Andai aku kucing, aku hanya akan sibuk menjilat rambut, dan jika beruntung, kraus, tergigit kutu yang melintas di punggungku, senangnyaaa. Tapi menggigit kutu tak akan membuatku kenyang kan? AHA! Majikan! Tunggu, aku tak cukup lucu untuk punya majikan yang mencukupi kebutuhan makanku, apalagi menjaga lembut rambutku. Oh iya, ada ibu! Umurku baru satu, bolehlah kuminta makan pada ibu. Itu ibu! Ya, itu ibu, ibu yang sibuk mengurusi adikku, aku hanya akan diusirnya jika mendekat, disangka akan mengganggu adikku. Bukan adik sebenarnya, tapi adik-adik, ya, adikku kembar lima, diizinkan mendekat pun ibu tak akan lagi mengenalku, anaknya terlalu banyak.

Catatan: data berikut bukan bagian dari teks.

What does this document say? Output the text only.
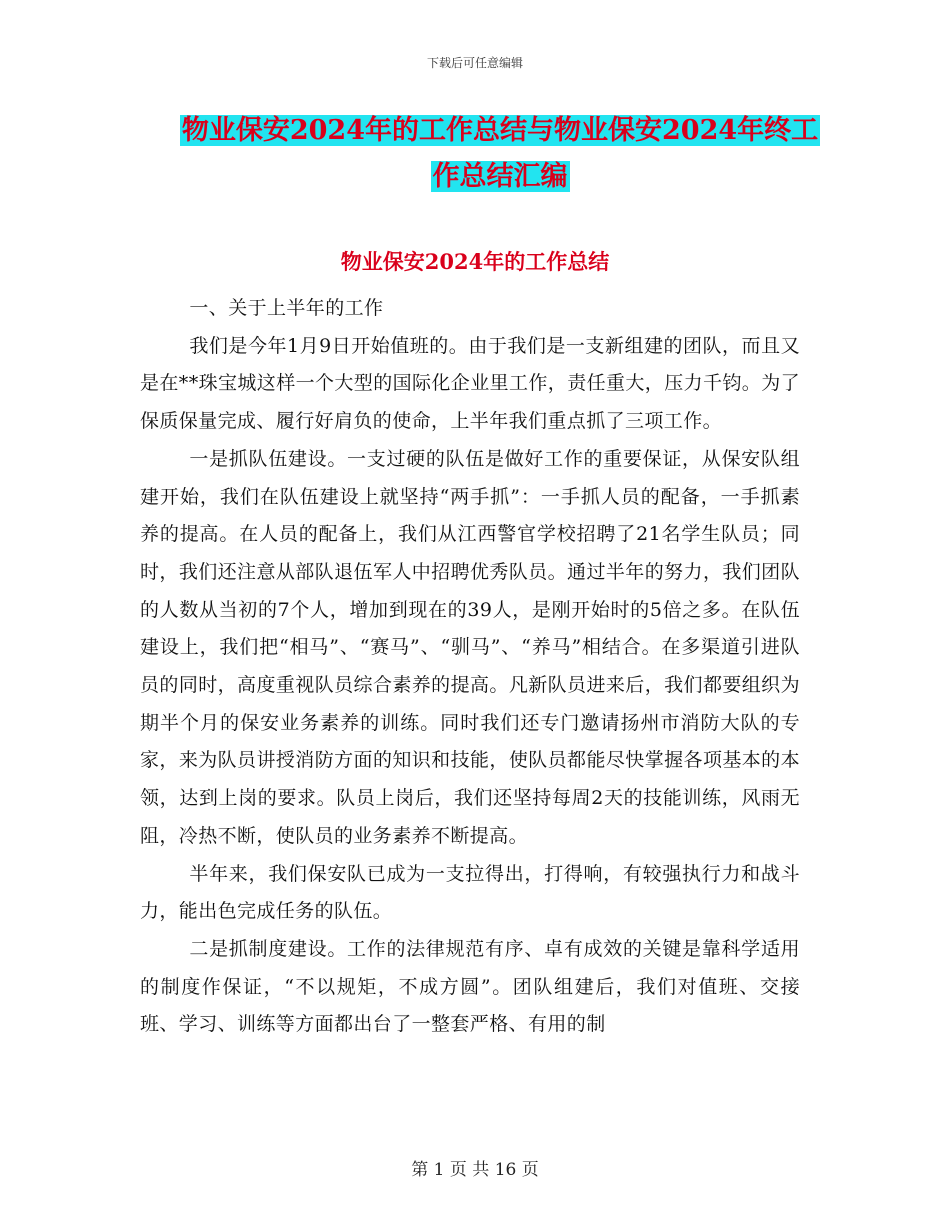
下载后可任意编辑
物业保安2024年的工作总结与物业保安2024年终工
作总结汇编
物业保安2024年的工作总结

一、关于上半年的工作

我们是今年1月9日开始值班的。由于我们是一支新组建的团队，而且又是在**珠宝城这样一个大型的国际化企业里工作，责任重大，压力千钧。为了保质保量完成、履行好肩负的使命，上半年我们重点抓了三项工作。

一是抓队伍建设。一支过硬的队伍是做好工作的重要保证，从保安队组建开始，我们在队伍建设上就坚持“两手抓”：一手抓人员的配备，一手抓素养的提高。在人员的配备上，我们从江西警官学校招聘了21名学生队员；同时，我们还注意从部队退伍军人中招聘优秀队员。通过半年的努力，我们团队的人数从当初的7个人，增加到现在的39人，是刚开始时的5倍之多。在队伍建设上，我们把“相马”、“赛马”、“驯马”、“养马”相结合。在多渠道引进队员的同时，高度重视队员综合素养的提高。凡新队员进来后，我们都要组织为期半个月的保安业务素养的训练。同时我们还专门邀请扬州市消防大队的专家，来为队员讲授消防方面的知识和技能，使队员都能尽快掌握各项基本的本领，达到上岗的要求。队员上岗后，我们还坚持每周2天的技能训练，风雨无阻，冷热不断，使队员的业务素养不断提高。

半年来，我们保安队已成为一支拉得出，打得响，有较强执行力和战斗力，能出色完成任务的队伍。

二是抓制度建设。工作的法律规范有序、卓有成效的关键是靠科学适用的制度作保证，“不以规矩，不成方圆”。团队组建后，我们对值班、交接班、学习、训练等方面都出台了一整套严格、有用的制

第 1 页 共 16 页
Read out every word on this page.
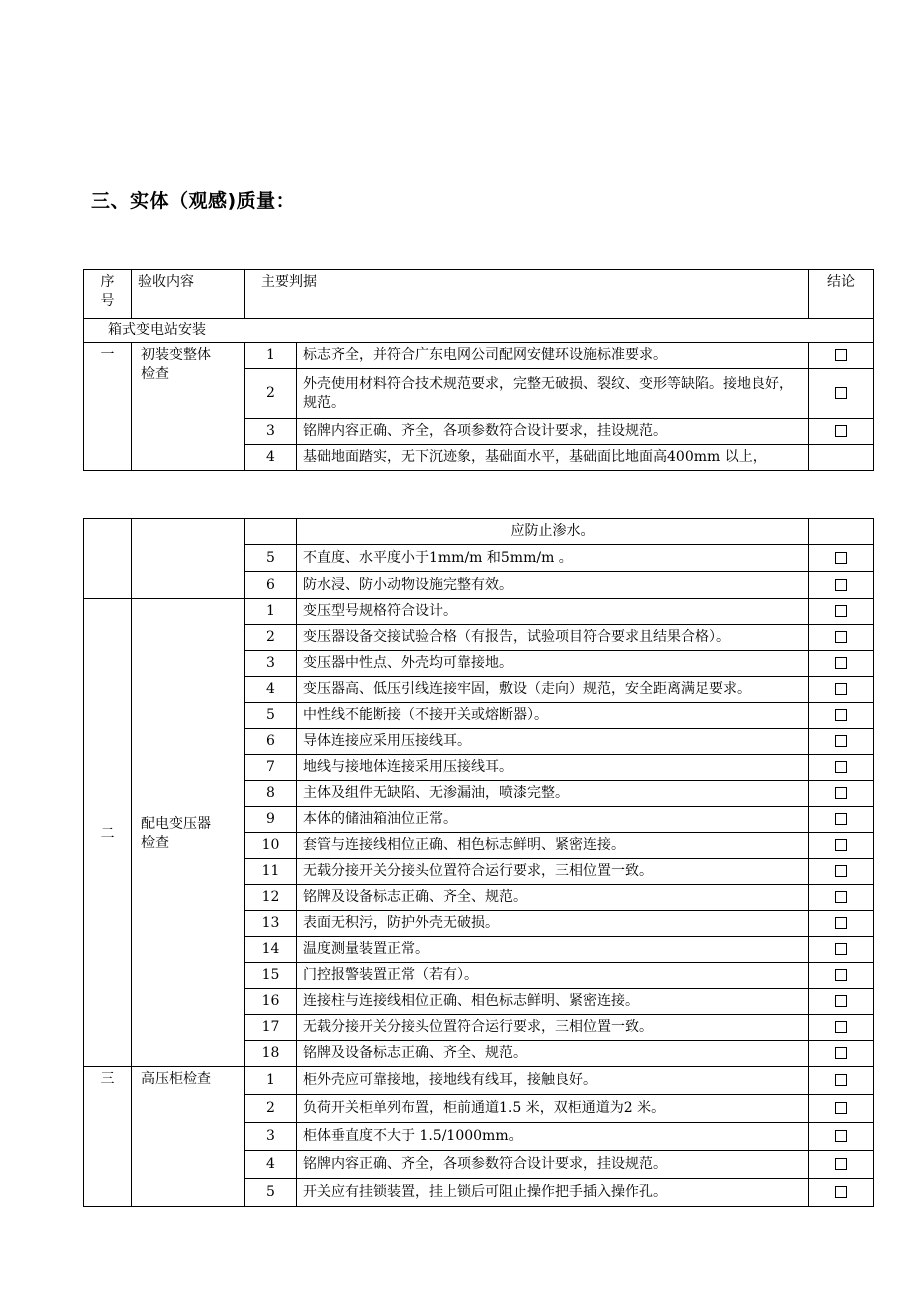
三、实体（观感)质量：
序
号	验收内容	主要判据		结论
箱式变电站安装				
一	初装变整体
检查	1	标志齐全，并符合广东电网公司配网安健环设施标准要求。	
		2	外壳使用材料符合技术规范要求，完整无破损、裂纹、变形等缺陷。接地良好，规范。	
		3	铭牌内容正确、齐全，各项参数符合设计要求，挂设规范。	
		4	基础地面踏实，无下沉迹象，基础面水平，基础面比地面高400mm 以上，	
			应防止渗水。	
		5	不直度、水平度小于1mm/m 和5mm/m 。	
		6	防水浸、防小动物设施完整有效。	
二	配电变压器
检查	1	变压型号规格符合设计。	
		2	变压器设备交接试验合格（有报告，试验项目符合要求且结果合格）。	
		3	变压器中性点、外壳均可靠接地。	
		4	变压器高、低压引线连接牢固，敷设（走向）规范，安全距离满足要求。	
		5	中性线不能断接（不接开关或熔断器）。	
		6	导体连接应采用压接线耳。	
		7	地线与接地体连接采用压接线耳。	
		8	主体及组件无缺陷、无渗漏油，喷漆完整。	
		9	本体的储油箱油位正常。	
		10	套管与连接线相位正确、相色标志鲜明、紧密连接。	
		11	无载分接开关分接头位置符合运行要求，三相位置一致。	
		12	铭牌及设备标志正确、齐全、规范。	
		13	表面无积污，防护外壳无破损。	
		14	温度测量装置正常。	
		15	门控报警装置正常（若有）。	
		16	连接柱与连接线相位正确、相色标志鲜明、紧密连接。	
		17	无载分接开关分接头位置符合运行要求，三相位置一致。	
		18	铭牌及设备标志正确、齐全、规范。	
三	高压柜检查	1	柜外壳应可靠接地，接地线有线耳，接触良好。	
		2	负荷开关柜单列布置，柜前通道1.5 米，双柜通道为2 米。	
		3	柜体垂直度不大于 1.5/1000mm。	
		4	铭牌内容正确、齐全，各项参数符合设计要求，挂设规范。	
		5	开关应有挂锁装置，挂上锁后可阻止操作把手插入操作孔。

Andai aku kucing, aku akan mendengkur sepanjang hari, tak usah pikirkan esok. Pekerjaan rumah, tugas kuliah, tumpukan pekerjaan, aku tak punya, mari bersiap tidur, satu, dua, tiga, tarik selimutnyaaa. Eh, aku kan kucing, jangankan selimut di malam yang dingin, hari hujan pun aku akan tetap tidur di sini, tanah yang basah dan berbau lumpur. Tak apa, tak apa, aku sudah makan dan hari tidak hujan, sepoi angin ini akan mengantarku jauh terlelap. Nyem, nyem, mungkin ini yang namanya mimpi, ada suara anak kecil di sini, pastilah gadis kecil itu, sudah dua hari dia tak menghampiri. Ah, mungkin ini bukan mimpi, karena suaranya semakin dekat, tunggu saja, sebentar lagi dia akan mengelus lembut punggungku. Nah, sudah mulai disentuhnya aku, nyamaan, EH, apa ini, bukan, bukan begini cara mengangkat tubuhku, bukan dengan menggenggam ekorku, sakit, dan lagi, ini bukan gadis manis itu, siapa kamu? Uh, sulit sekali mencakarmu. Lagi-lagi aku mengeong, keras kali ini, mungkin akan ada yang membantuku, kulihat ada sekumpulan anak lain di sana, mungkin mereka akan membelaku, mereka datang, syukurlah, mereka sudah dekat, dan kini.. menertawakanku. Ada gunting di tangan salah satu yang memakai baju biru, kres kres kres, renyah sekali suara kumisku dicukurnya. Aku gigit saja tangannya, kucakar kuat lengannya, tapi, ugh, aku malah ditendang yang berbaju ungu, tapi tak apa, sudah cukup puas aku melihat luka gores di lengannya, semoga menjadi pengingat untuk tak lagi mengganggu sesamaku. Aku bebas sekarang, aku tidur lagi saja. Di sini? Tidak, lebih baik mencari tempat berteduh lain yang lebih aman, di teras rumah seorang nenek di seberang lorong itu saja, ayo jalan. Ah, mengapa jalanku sedikit limbung, mm, mungkin hanya perasaanku saja, toh setelah menyusur lorong, aku bisa tidur damai, hup... mm, duh, apakah tersangkut di lorong juga hanya perasaanku saja? Tidak, ini bukan hanya sekedar perasaan, aku kesulitan menerka ruang, betul juga, kumisku sudah tak ada.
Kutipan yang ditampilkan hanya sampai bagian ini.